Burning a message into a person’s skull is a rare art. In order to do that, it must be memorable, clear, vivid, and have an element of emotion associated with it.

When I interviewed the famed Sequoia Capital investor behind Google, Yahoo, PayPal, Airbnb, LinkedIn and other notable companies, we talked about how great leaders inspire others. For Moritz, clarity is everything. “You cannot lead an individual — let alone a team or an organization — without being able to clearly communicate the direction in which you want to go,” Moritz told me.

Mary Meeker (20)

I grew up believing that one person could make a difference.

Meeker is known for an annual presentation on the state of the Internet (Internet Trends Report). She’s also played a major role as a former Morgan Stanley analyst who helped the firm snag IPOs such as Google, Netscape, and Priceline. Today, as a partner at the Silicon Valley venture capital firm Kleiner Perkins Caufield & Byers, she sits on the boards of Lending Club, Square, and DocuSign.

Meeker agrees with legendary KPCB venture capitalist John Doerr that great leaders articulate powerful mission statements. Doerr once told Stanford business students that he’d rather invest in missionaries, and not mercenaries. Mercenaries, he explained, have “a lust for money.” Missionaries have “a lust for meaning.”

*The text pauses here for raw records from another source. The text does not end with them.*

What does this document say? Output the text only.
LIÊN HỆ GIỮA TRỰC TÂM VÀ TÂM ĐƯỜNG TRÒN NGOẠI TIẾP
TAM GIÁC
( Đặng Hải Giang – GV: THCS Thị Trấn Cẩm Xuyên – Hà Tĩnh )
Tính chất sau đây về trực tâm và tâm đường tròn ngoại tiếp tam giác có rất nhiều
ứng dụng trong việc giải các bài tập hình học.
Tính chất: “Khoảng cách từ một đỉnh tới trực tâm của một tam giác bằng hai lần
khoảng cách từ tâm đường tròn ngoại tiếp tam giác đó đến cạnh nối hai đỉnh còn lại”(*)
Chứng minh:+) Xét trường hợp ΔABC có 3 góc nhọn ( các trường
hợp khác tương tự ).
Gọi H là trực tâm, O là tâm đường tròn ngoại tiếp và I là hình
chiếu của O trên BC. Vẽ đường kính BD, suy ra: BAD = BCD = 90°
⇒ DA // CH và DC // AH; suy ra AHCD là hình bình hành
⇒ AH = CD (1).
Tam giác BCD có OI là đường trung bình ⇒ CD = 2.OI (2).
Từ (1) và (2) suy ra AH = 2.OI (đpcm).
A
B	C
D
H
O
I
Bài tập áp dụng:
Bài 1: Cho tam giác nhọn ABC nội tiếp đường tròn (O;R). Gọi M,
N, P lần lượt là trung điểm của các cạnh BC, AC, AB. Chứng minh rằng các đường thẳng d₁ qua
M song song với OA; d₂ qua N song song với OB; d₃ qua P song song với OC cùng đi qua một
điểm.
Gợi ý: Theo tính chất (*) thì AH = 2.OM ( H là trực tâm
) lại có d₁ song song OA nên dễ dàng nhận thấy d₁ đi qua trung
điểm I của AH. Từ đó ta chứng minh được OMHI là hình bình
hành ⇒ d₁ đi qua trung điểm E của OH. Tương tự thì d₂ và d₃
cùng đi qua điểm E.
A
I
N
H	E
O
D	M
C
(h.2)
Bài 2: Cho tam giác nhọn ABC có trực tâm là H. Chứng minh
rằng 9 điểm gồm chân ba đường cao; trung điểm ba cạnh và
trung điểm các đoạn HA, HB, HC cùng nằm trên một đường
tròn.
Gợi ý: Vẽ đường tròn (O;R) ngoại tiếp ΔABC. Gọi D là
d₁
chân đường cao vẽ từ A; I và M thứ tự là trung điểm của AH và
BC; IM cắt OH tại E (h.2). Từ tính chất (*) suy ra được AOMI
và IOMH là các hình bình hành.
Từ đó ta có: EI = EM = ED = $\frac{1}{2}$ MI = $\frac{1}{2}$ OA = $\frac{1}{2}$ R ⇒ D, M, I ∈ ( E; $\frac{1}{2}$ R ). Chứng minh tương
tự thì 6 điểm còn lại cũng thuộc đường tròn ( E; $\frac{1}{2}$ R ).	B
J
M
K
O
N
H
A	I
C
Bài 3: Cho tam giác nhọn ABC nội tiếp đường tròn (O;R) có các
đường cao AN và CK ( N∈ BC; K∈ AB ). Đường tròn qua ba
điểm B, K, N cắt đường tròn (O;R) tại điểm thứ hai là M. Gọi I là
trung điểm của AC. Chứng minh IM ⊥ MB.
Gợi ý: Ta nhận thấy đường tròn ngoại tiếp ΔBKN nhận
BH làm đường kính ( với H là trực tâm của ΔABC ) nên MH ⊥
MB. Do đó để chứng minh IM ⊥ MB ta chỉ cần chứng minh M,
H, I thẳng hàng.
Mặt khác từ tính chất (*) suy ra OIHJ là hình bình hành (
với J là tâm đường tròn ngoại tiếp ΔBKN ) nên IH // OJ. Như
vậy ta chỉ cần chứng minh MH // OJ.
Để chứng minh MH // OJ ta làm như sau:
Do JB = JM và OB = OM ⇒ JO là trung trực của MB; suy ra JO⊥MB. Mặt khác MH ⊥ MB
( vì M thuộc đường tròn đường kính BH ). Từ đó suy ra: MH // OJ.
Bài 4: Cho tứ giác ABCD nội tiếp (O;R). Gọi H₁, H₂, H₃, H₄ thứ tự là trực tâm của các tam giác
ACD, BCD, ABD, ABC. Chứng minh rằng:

Missionaries, according to Meeker, consistently communicate their big idea in a way that attracts and excites listeners. In one interview Meeker said, “The powerful mission statement to me was Google’s — to organize the world’s information and make it universally accessible and useful. We were involved in that IPO, and I had to ask myself: “Are we in?” We could have said no. But I remember thinking, “Oh my God, they may be able to do this.”

Professional investors like the ones above see thousands of pitches and presentations every year. They are among the toughest audience an entrepreneur or business leader will face. They have high standards when it comes to communication skills and — whether or not we’ll ever pitch a VC — they can teach us how to be more persuasive and engaging.